I remember my brother shaving all his hair off at university. When you see cartoons of people getting such a fright they get airborne – that was me when I saw him sitting on my couch. I got dreadlocks and really do think that was the better choice given we were studying in Dunedin. Much warmer having a wooly locks when it is a toasty 3 degrees celcius in your flat. We both encountered a change in perception from others. I got lots of attention from other ‘dreadlocked’ folk of all walks of life – people who probably would never stop and talk to me. My bro – well – sadly for him the ‘skin head’ look came with connotations of ‘white power’ hate groups. When he went into shops women would go out the back and get the manager to serve him. Needless to say he was happy when his hair started growing back. Then there are pranks such as shaving peoples eyebrows off. It’s not a lot but boy does it change how a person looks.
Going down the rabbit hole now, hair possibly has a ‘supernatural’ and spiritual connection to life. As science pushes further into the realms of the invisible and explores subtle fields of energy our understanding of what is real and what defines our world grow and evolve. So what about the possibility that hair could be a form of ‘antennae’ that taps into these unseen forces?
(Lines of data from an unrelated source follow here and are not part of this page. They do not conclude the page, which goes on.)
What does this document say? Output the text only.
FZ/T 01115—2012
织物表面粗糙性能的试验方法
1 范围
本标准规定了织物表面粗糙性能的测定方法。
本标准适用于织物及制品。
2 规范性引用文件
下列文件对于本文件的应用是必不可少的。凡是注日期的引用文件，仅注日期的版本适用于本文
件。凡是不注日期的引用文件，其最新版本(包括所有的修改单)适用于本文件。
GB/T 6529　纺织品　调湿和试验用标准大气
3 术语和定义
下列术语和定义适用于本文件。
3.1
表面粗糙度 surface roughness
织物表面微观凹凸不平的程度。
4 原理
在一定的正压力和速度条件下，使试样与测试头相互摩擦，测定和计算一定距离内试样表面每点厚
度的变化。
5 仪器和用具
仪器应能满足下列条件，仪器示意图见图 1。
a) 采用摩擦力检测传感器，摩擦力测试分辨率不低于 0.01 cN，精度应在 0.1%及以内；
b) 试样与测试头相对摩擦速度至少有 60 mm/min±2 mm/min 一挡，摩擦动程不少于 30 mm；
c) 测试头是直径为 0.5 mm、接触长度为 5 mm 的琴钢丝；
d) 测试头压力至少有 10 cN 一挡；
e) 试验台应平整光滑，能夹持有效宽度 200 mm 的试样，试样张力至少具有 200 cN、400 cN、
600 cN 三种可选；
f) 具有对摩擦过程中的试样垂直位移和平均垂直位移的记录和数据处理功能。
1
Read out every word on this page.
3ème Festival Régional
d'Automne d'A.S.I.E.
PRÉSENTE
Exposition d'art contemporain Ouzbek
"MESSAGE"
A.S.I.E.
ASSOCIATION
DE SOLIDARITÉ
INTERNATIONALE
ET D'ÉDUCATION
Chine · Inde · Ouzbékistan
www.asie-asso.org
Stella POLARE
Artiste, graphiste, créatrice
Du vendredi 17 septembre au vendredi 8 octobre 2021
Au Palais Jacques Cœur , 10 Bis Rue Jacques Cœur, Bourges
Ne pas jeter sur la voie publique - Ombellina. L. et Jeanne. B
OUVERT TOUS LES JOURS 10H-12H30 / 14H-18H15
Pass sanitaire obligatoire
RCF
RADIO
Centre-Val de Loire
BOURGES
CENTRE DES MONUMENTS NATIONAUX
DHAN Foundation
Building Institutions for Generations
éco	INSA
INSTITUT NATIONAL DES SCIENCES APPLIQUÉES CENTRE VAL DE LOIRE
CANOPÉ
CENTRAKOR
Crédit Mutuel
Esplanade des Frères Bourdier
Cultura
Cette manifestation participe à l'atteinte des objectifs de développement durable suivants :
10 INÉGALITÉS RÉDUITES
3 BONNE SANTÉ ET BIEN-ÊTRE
Think its the realm of science fiction – Avatar? Well, maybe truth is indeed stranger than fiction:
In short, during the Vietnam War the US Government went looking for ‘talented scouts’ and went to the Native Indian community. Once recruited they would be given a standard military ‘buzz cut’ (bye bye long locks) and hey presto – no more ‘6th sense.
All of us have a relationship with this fibrous structural protein that is captured by multiple meanings from the functional to the fashionable and even the freaky. But there is one place hair should never be, and that is in your food. Just one tiny hair and that’s it – meal ruined.
That’s about the long and short of it, although it’s not always that cut and dried.